At sixteen however, I discovered the Qur’an. These words (of the first chapter), simple, and direct, so impressed me that I immediately set out to memorize them. Indeed they drew me into Islam, an example perhaps of Prophet Muhammad’s assertion that everyone is born a Muslim and made a Jew or a Christian by his parents.
From that time forward I charted my life on the direction of Mecca…

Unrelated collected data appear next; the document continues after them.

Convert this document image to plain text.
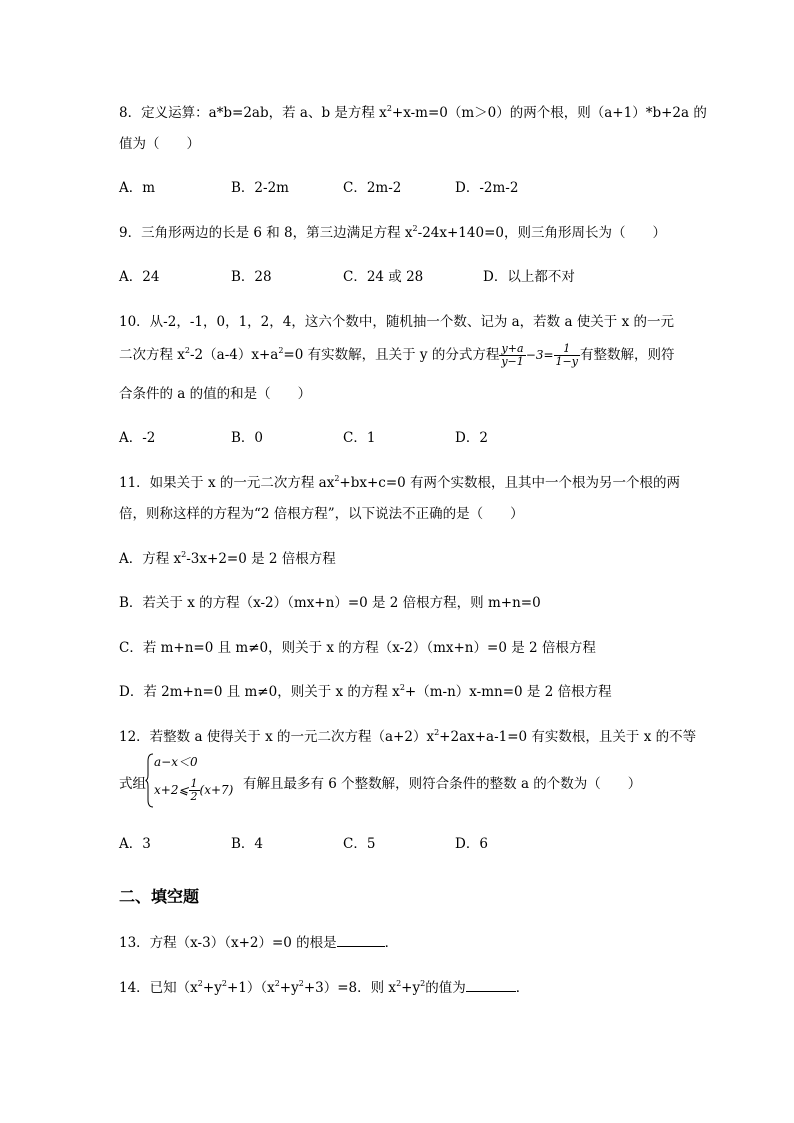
8．定义运算：a*b=2ab，若 a、b 是方程 $x^2+x-m=0(m>0)$的两个根，则（a+1）*b+2a 的
值为（　　）
A．m	B．2-2m	C．2m-2	D．-2m-2
9．三角形两边的长是 6 和 8，第三边满足方程 $x^2-24x+140=0$，则三角形周长为（　　）
A．24	B．28	C．24 或 28	D．以上都不对
10．从-2，-1，0，1，2，4，这六个数中，随机抽一个数、记为 a，若数 a 使关于 x 的一元
二次方程 $x^2-2(a-4)x+a^2=0$ 有实数解，且关于 y 的分式方程 $\frac{y+a}{y-1} -3= \frac{1}{1-y}$ 有整数解，则符
合条件的 a 的值的和是（　　）
A．-2	B．0	C．1	D．2
11．如果关于 x 的一元二次方程 $ax^2+bx+c=0$ 有两个实数根，且其中一个根为另一个根的两
倍，则称这样的方程为“2 倍根方程”，以下说法不正确的是（　　）
A．方程 $x^2-3x+2=0$ 是 2 倍根方程
B．若关于 x 的方程（x-2）（mx+n）=0 是 2 倍根方程，则 m+n=0
C．若 m+n=0 且 m≠0，则关于 x 的方程（x-2）（mx+n）=0 是 2 倍根方程
D．若 2m+n=0 且 m≠0，则关于 x 的方程 $x^2+(m-n)x-mn=0$ 是 2 倍根方程
12．若整数 a 使得关于 x 的一元二次方程$(a+2)x^2+2ax+a-1=0$ 有实数根，且关于 x 的不等
式组
a−x＜0
x+2⩽ $\frac{1}{2} (x+7)$ 有解且最多有 6 个整数解，则符合条件的整数 a 的个数为（　　）
A．3	B．4	C．5	D．6
二、填空题
13．方程（x-3）（x+2）=0 的根是	．
14．已知$(x^2+y^2+1)(x^2+y^2+3)=8$．则 $x^2+y^2$的值为	．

Before I had embarked on the Pilgrimage, its rituals seemed to me just so many curious exercises. But as I participated in the event of the Pilgrimage, the meaning of these rites unfolded, my understanding of Islam was deepened and I learned more fully what it meant to be a Muslim. Indeed, this is why God had commanded Muhammad to issue the call for the pilgrimage: ‘That they (the pilgrims) may witness things that are of benefit to them…’ (The Qur’an, 22:28)
(For example, towards the end of the Hajj when the time of making the Sacrifice came), I began to feel uneasy. Since I have not completely outgrown the tender-heartedness I had known as a child, I had balked at the idea of the Sacrifice long before being confronted with it and now the time had come to do it. What was I to do? As a girl I had cared for lost dogs or stray cats, adopting any fledgling that had fallen its nest, splinting a bird’s broken leg with matchstick and feeding injured butterflies on sugar syrup. But a companion had been adamant. ‘You must do the Sacrifice’.
Back at our building in Mina I turned to the Qur’an. I found that the Sacrifice has many meaning: it commemorates Abraham’s offering of his son’s life and God’s rejection of this sacrifice in exchange for Abraham’s submission to God’s will; it marks the end of idolatry among Arabs; it is an offering of thanksgiving to the God of Creation Who has been so benevolent to mankind; and it teaches the well-to-do to share their blessings to ‘eat thereof (the Sacrifice) and feed the beggar and the suppliant’. (Qur’an 22:36)
As I pondered what I had read, a great weight was lifted from my conscience. I suddenly saw that the Sacrifice upholds the sacredness of life, that it, in fact, constitutes a pledge by the pilgrim that he will slay for sustenance only. And where I had felt reluctance before, I know felt eagerness to fulfill all the requirements of my pilgrimage.